Figma just cracked open the black box of design-to-code translation. The company's expanded Model Context Protocol (MCP) server now lets AI agents peek directly into the underlying code of apps built with Figma Make, eliminating the guesswork that comes from visual-only design interpretation. This isn't just another API update - it's infrastructure that could fundamentally change how AI agents understand and recreate digital products.
Figma just made AI agents a lot smarter about app development. The design platform's Model Context Protocol (MCP) server - which previously gave AI models access to design prototypes - now supports Figma Make, the company's AI-powered app coding tool that transforms prompts into functional applications.
"By using a Figma Make file via an MCP client, AI models can see the underlying code instead of a rendered prototype or image," Kris Rasmussen, Figma's technology chief, explained in the company's announcement. "The Figma MCP server indexes the code in your Make file so you and your favorite platforms can request exactly what's needed."
The implications are immediate and significant. Instead of AI agents trying to reverse-engineer apps from screenshots or visual mockups - often leading to inconsistent or broken recreations - they can now access the exact code structure, component relationships, and implementation details. It's like giving AI agents X-ray vision into how digital products actually work.

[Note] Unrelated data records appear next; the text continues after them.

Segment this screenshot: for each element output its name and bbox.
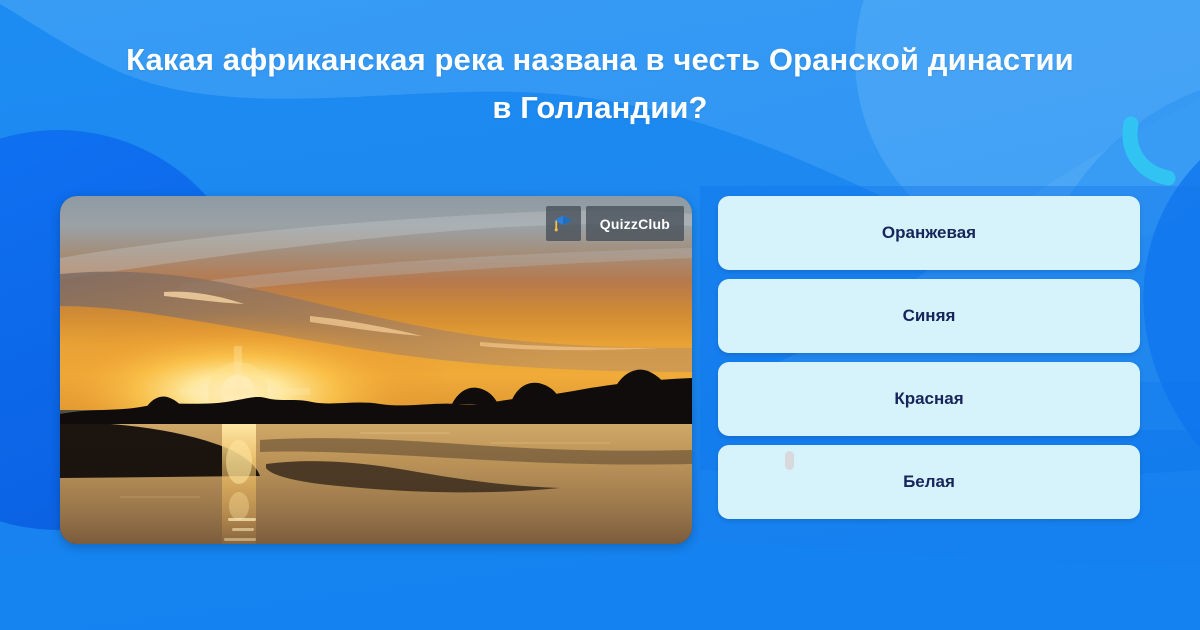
question-title: Какая африканская река названа в честь О…: [120, 36, 1080, 132]
brand-name: QuizzClub: [586, 206, 684, 241]
quiz-card-page: Какая африканская река названа в честь О…: [0, 0, 1200, 630]
answer-option-2[interactable]: Синяя: [718, 279, 1140, 353]
watermark-badge: QuizzClub: [546, 206, 684, 241]
answer-option-4[interactable]: Белая: [718, 445, 1140, 519]
answer-options-list: Оранжевая Синяя Красная Белая: [718, 196, 1140, 519]
question-title-container: Какая африканская река названа в честь О…: [0, 36, 1200, 132]
sunset-river-photo: [60, 196, 692, 544]
answer-option-label: Оранжевая: [882, 223, 976, 243]
graduation-cap-icon: [552, 213, 574, 235]
answer-option-1[interactable]: Оранжевая: [718, 196, 1140, 270]
question-image-card: QuizzClub: [60, 196, 692, 544]
answer-option-3[interactable]: Красная: [718, 362, 1140, 436]
scroll-pill-indicator[interactable]: [785, 451, 794, 470]
brand-logo: [546, 206, 581, 241]
answer-option-label: Белая: [903, 472, 955, 492]
answer-option-label: Синяя: [903, 306, 956, 326]
answer-option-label: Красная: [894, 389, 963, 409]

Anthropic's Claude, along with popular development tools like Cursor, Windsurf, and VS Code, already support the expanded MCP integration. The timing isn't coincidental - as AI coding assistants become more sophisticated, they need richer context about existing applications to be truly useful.
This addresses a core problem in AI-assisted development: the translation gap between design intent and actual implementation. Previously, an AI agent looking at a Figma design might guess at the underlying structure, creating apps that looked right but worked poorly. Now it can see exactly how components interact, what data flows where, and how the app's logic actually operates.
The remote access capability removes another friction point. Developers no longer need Figma's desktop app installed locally to give AI agents access to design files. Browser-based AI models and cloud development environments can now tap directly into Figma's design systems, making the integration seamless for teams already working in distributed environments.
Figma's move comes as the design-to-code space heats up. Companies like Microsoft with GitHub Copilot and various AI coding startups have been pushing to automate more of the development process. But most solutions still struggle with the handoff between design and implementation - exactly what Figma's MCP server expansion addresses.